Feeling guilty that your sex drive isn’t as high as your husband’s? Writer Sheila Wray Gregoire explains that there are often two reasons for a low libido, one is down to you and the other is down to him.
Sex is this amazing gift from God, we’re told. It will be wonderful if you just wait until you’re married, we’re told.
Then, for those of us who are married, we may go through that honeymoon wondering vaguely: “Is that all there is?” Despite all those promises, fireworks did not explode. Or, even if they did, we may soon realize that though fireworks are lovely, so is a bubble bath at the end of a long day. That’s when the vague sadness can start. Everyone else seems to be enjoying rapturous sex, and you never, ever feel like it. Is your libido defective?
My team and I just finished the largest survey of Christian women’s marital and sexual satisfaction that’s ever been done for our book The Great Sex Rescue. We surveyed over 20,000 women and we’ve discovered what often holds women back in the bedroom. Let me assure you: you are not broken if you rarely want sex. While 19% of women have the higher libido in marriage, many others wish their libidos were higher, but don’t have a clue what to do about it.

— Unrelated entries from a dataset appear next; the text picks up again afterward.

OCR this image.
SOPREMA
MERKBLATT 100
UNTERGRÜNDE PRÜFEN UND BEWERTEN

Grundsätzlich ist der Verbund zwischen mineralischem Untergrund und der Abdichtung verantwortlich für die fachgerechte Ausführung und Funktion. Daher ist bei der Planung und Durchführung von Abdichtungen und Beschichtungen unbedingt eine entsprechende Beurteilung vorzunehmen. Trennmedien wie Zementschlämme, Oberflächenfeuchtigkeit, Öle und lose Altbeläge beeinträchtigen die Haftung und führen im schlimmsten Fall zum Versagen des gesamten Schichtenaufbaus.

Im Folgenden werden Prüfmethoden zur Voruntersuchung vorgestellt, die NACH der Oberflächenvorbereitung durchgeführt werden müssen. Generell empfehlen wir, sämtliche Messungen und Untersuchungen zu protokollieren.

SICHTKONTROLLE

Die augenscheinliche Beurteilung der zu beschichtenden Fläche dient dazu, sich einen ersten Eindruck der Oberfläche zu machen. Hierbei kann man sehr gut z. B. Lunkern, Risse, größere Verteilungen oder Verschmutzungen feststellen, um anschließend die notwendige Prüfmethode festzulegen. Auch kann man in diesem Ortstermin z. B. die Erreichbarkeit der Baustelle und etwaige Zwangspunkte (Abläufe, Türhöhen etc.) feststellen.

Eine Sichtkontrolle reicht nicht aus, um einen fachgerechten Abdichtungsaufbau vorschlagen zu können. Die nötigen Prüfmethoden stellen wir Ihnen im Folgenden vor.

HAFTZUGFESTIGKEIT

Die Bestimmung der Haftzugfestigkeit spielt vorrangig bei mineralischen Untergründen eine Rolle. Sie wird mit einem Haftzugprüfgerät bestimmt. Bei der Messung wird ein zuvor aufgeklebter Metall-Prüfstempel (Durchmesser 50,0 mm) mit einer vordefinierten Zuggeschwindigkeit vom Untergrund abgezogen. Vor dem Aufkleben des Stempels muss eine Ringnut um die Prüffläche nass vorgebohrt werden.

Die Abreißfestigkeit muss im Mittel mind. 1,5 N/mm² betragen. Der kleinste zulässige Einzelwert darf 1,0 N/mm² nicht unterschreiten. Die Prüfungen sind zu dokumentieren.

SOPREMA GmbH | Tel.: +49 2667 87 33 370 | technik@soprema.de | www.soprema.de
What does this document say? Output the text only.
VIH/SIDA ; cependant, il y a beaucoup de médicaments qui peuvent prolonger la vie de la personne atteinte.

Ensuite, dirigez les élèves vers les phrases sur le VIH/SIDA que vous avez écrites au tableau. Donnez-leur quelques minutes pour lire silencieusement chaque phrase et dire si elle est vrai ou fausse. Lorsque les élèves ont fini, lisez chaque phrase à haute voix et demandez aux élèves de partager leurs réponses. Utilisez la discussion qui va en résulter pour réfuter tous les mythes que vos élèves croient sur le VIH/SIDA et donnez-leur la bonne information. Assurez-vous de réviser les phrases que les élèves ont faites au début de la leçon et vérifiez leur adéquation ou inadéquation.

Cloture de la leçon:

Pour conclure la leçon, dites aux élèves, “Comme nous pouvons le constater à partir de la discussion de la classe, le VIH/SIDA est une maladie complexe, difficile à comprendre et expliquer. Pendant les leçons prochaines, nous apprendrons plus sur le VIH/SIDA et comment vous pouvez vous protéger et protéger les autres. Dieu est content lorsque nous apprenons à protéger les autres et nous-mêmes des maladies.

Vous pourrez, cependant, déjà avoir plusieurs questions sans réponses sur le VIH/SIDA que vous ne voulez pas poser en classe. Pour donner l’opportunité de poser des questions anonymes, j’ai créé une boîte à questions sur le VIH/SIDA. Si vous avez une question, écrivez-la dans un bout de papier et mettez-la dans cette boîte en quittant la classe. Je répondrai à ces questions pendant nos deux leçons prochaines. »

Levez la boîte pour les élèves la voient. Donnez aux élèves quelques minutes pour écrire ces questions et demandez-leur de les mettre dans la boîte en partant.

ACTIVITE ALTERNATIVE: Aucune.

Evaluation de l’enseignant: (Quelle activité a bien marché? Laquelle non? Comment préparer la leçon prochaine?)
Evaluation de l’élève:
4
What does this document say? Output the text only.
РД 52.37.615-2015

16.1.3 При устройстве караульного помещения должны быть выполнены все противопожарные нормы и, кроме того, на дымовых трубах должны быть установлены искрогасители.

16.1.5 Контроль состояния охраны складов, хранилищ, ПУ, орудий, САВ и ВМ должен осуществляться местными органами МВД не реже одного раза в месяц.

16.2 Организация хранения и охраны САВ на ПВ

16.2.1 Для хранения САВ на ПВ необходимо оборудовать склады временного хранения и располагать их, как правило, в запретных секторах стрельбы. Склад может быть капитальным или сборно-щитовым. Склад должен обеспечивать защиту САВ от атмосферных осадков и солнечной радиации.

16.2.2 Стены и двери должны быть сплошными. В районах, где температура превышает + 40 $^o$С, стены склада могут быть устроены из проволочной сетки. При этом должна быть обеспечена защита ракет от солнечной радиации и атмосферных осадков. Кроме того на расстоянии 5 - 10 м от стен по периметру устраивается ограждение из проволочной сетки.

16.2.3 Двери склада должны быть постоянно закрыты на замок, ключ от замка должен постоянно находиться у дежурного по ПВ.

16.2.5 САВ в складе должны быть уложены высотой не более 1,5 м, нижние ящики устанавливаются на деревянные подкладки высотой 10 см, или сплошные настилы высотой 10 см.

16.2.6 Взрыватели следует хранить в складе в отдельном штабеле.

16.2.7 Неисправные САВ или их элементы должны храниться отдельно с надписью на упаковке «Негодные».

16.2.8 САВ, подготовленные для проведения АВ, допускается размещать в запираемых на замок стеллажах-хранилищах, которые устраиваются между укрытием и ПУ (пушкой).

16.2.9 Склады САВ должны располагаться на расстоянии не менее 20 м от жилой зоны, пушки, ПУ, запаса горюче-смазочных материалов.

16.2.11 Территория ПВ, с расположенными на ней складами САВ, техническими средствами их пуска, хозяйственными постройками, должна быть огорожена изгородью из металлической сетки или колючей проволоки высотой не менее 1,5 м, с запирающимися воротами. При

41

Let’s look at three of the big issues that can cause libido to fall. First, it could be that your libido is acting perfectly logically. If sex consists merely of one-sided intercourse, it’s no wonder you don’t want sex. Why would you yearn for something that does little for you? One of the biggest predictors of higher libido was her likelihood of orgasm. If you’re not receiving pleasure, the problem is not libido. Though it’s awkward, speak up and tell your husband you want to focus on your pleasure as well.
One of the biggest predictors of higher libido was her likelihood of orgasm. If you’re not receiving pleasure, the problem is not libido.
Another roadblock can be our beliefs about sex. Our study found that beliefs often taught in church, like “all men struggle with lust; it’s every man’s battle” or “a wife is obligated to give her husband sex when he wants it” can cause women’s libidos to fall. When we’ve been taught ugly things about sex which make it feel threatening or that minimize our needs, it’s hardly surprising that we may not want it.
But finally, we may just not understand what libido is. Watch any movie, and the plot when it comes to sex goes something like this: The couple pants, then they kiss, then they take off their clothes, then they fall into bed. That’s the order: Pant, kiss, clothes, bed. So there you are at home, waiting to pant, and nothing’s happening.
In a movie sex goes something like this: The couple pants, then they kiss, then they take off their clothes, then they fall into bed.
But we can have two kinds of libidos: spontaneous or responsive. People with spontaneous libidos pant first. People with responsive libidos, though, often don’t pant until they’ve started kissing and touching. That’s when desire kicks in! Some people are Pant Kiss Clothes Bed, and some people are Bed Kiss Clothes Pant. And our study found it doesn’t matter when women pant, as long as they do eventually. When we compared women who started sex already aroused, and women who weren’t aroused yet but were confident they would get there, those two groups of women finished with the same positive feelings.
Maybe it’s time to stop waiting for your body to tell you it wants sex, and instead just tell your body, “it’s going to be amazing!” And then jump in and see what happens!